Trabert honed his tennis skills on the courts of the Cincinnati Tennis Club with the help of another member of that club, fellow International Tennis Hall of Famer Billy Talbert. Talbert became Trabert's mentor. The first win Trabert posted over Talbert came in the final of Cincinnati's international tennis tournament (now known as the Cincinnati Masters) in 1951. Both were enshrined into the Cincinnati Tennis Hall of Fame in 2002. Barry MacKay was enshrined in 2003.
Trabert's record in 1955 was one of the greatest ever by an American tennis player. He won the three most prestigious tournaments in amateur tennis—the French, Wimbledon, and American Championships—en route to being ranked world no. 1 among the amateurs for that year. Only Grand Slam winners Don Budge and Rod Laver, and in 2010 Rafael Nadal, have ever achieved the same feat. Trabert's own chance at a Grand Slam was stopped with a loss to Ken Rosewall in the semifinals at the Australian Championships. Trabert won 18 tournaments in 1955, compiling a match record of 106 wins to 7 losses.

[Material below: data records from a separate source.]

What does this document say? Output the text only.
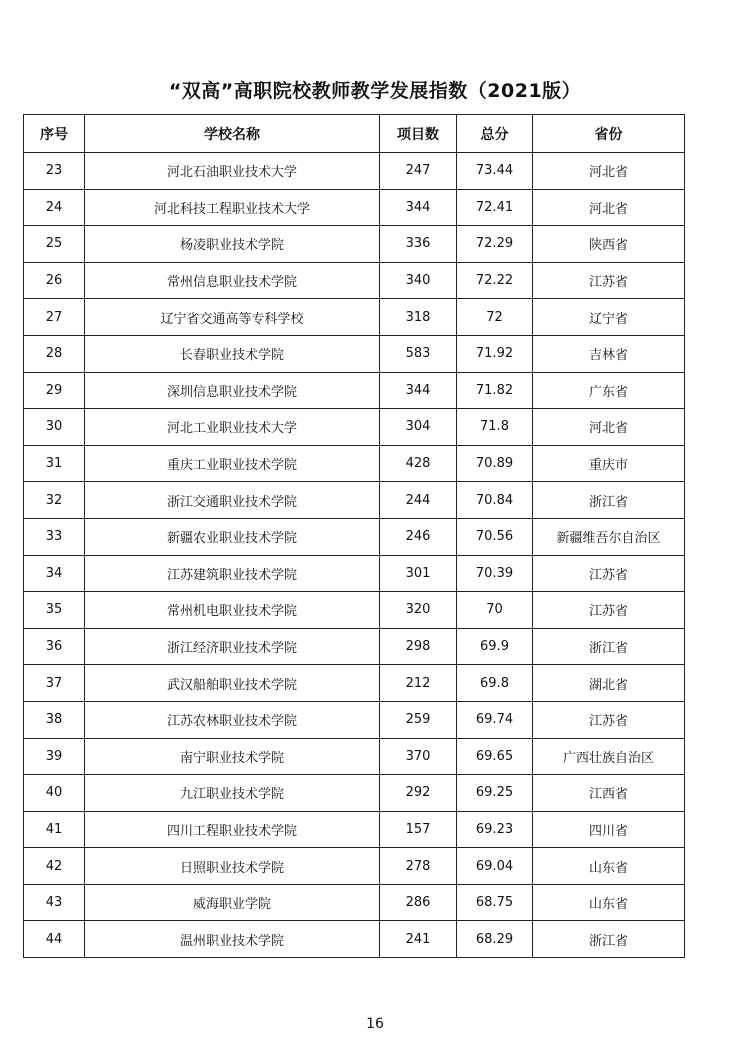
“双高”高职院校教师教学发展指数（2021版）
序号	学校名称	项目数	总分	省份
23	河北石油职业技术大学	247	73.44	河北省
24	河北科技工程职业技术大学	344	72.41	河北省
25	杨凌职业技术学院	336	72.29	陕西省
26	常州信息职业技术学院	340	72.22	江苏省
27	辽宁省交通高等专科学校	318	72	辽宁省
28	长春职业技术学院	583	71.92	吉林省
29	深圳信息职业技术学院	344	71.82	广东省
30	河北工业职业技术大学	304	71.8	河北省
31	重庆工业职业技术学院	428	70.89	重庆市
32	浙江交通职业技术学院	244	70.84	浙江省
33	新疆农业职业技术学院	246	70.56	新疆维吾尔自治区
34	江苏建筑职业技术学院	301	70.39	江苏省
35	常州机电职业技术学院	320	70	江苏省
36	浙江经济职业技术学院	298	69.9	浙江省
37	武汉船舶职业技术学院	212	69.8	湖北省
38	江苏农林职业技术学院	259	69.74	江苏省
39	南宁职业技术学院	370	69.65	广西壮族自治区
40	九江职业技术学院	292	69.25	江西省
41	四川工程职业技术学院	157	69.23	四川省
42	日照职业技术学院	278	69.04	山东省
43	威海职业学院	286	68.75	山东省
44	温州职业技术学院	241	68.29	浙江省
16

An extremely athletic right-hander who mostly played a serve and volley game, Trabert won all five of the Grand Slam singles finals he appeared in. He won the French Championships in 1954 and 1955 (becoming the last American man to win that event until Michael Chang in 1989), the U.S. Championships in 1953 and 1955, and the Wimbledon title in 1955 without losing a set (a record shared with Don Budge, Chuck McKinley, and Björn Borg).
Trabert, along with Vic Seixas, was an American Davis Cup team mainstay during the early 1950s, during which time the Americans reached the finals 5 times, winning the cup in 1954. It was one of only two victories over the dominant Australian teams during the decade (the other being in 1958).
Having reached the top amateur ranking in 1955, Trabert turned professional in the fall of that year. He was beaten on the head-to-head world pro tour in 1956 by the reigning king of professional tennis Pancho Gonzales, 74-27. However, he beat Gonzales in 5 sets for the 1956 French Pro title, and beat Frank Sedgman for the same title in 1959. He was runner-up to Sedgman in the Wembley Pro in 1958. In the US Pro, he was runner-up to Alex Olmedo in 1960.
In 2000, the USTA originated the Trabert Cup for Mens 40 and over International Competition.